The Philippines maintains a territorial claim over eastern Sabah (formerly known as North Borneo ) by saying the agreement signed in 1878 between the Sultan of Sulu and the North Borneo Chartered Co. was merely a lease and did not strip the country of its sovereignty over the area.

But Malaysia considers the Sabah dispute as a “non-issue” as it interprets the 1878 agreement as that of cession and deems that residents of Sabah had exercised their right to self-determination when they joined to form the Malayan Federation in 1963.

Aquino also said he would not open himself up to “such a juicy item for all of the media to pounce on.”

“To anybody who has entertained this idea that that was possible, that really smacks so much of your rationality,” he said.

Aquino said he would be able to decide what to do “after I’m presented with a very good case.”

“But it goes back to that enshrined right of self-determination. They will have to be asked where they want to go. And I am told that previously there had already been a plebiscite done, to which they said they wanted to join the Malayan Federation,” he said.

05-18-2015, 11:19 AM
Misuari denies negotiating with Malaysian execs on Sabah claim

MANILA – Moro National Liberation Front (MNLF) leader Nur Misuari denied having negotiated with Malaysian officials on the status of Sabah and Sarawak, saying the group is leaving the matter up to the Sultanate of Sulu and Malaysia to peacefully work things out over the disputed territories.

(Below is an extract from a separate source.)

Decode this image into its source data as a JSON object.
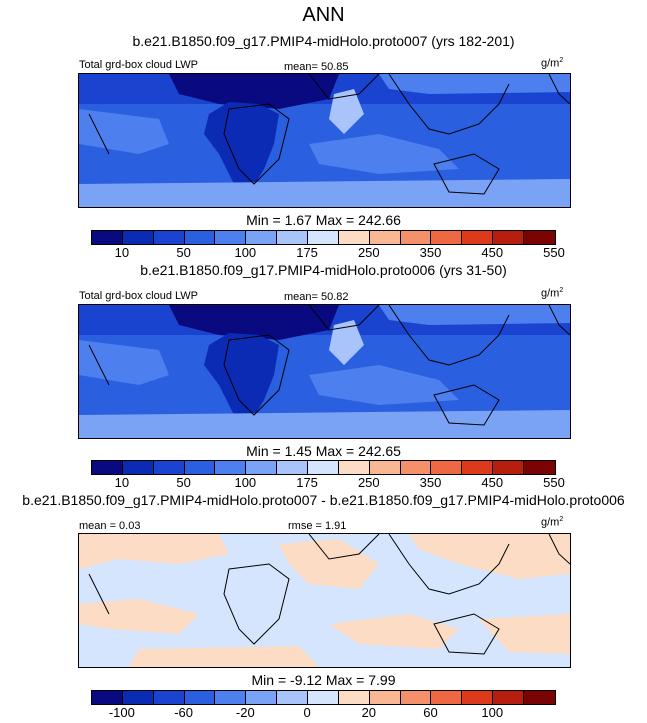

In a statement, Misuari dismissed as “unfounded and without any ounce of truth” some media reports that pointed to the MNLF as having negotiated with Malaysian authorities.

He added that he is “respecting the fervent wish of the late Sultan Muhammad Jamalul Kiram III to let alone the Islamic Sultanate of Sulu and North Borneo (SSNB) to negotiate peacefully with the Muslim leaders of Malaysia to settle the controversial issue to avoid repeating the March 2013 standoff in Lahad Datu, Sabah.”

For Misuari, the North Borneo case is a non-issue to the MNLF as it is the home base of different tribal groupings of Muslims from different regions of Southeast Asia “that have enjoyed peaceful and harmonious co-existence with the Chinese and Christian populace.”

“The MNLF can only respect the peaceful status quo desired by the inhabitants of the region,” the statement said.

Meanwhile, the 57-member Organization of Islamic Cooperation (OIC) has invited Misuari, along with other leaders from Mindanao, to participate in the 42nd Council Ministers session in Kuwait on May 27 to 28.

Misuari, according to MNLF spokesman Emmanuel Fontanilla, declined the invitation, citing travel restrictions imposed on him after he led a three-week siege in Zamboanga City in September 2013 that killed scores and displaced more than 200,000 residents.

The Zamboanga City Regional Trial Court has issued a warrant for Misuari’s arrest, which also prevented him from attending the OIC meeting in Jeddah, Saudi Arabia last year.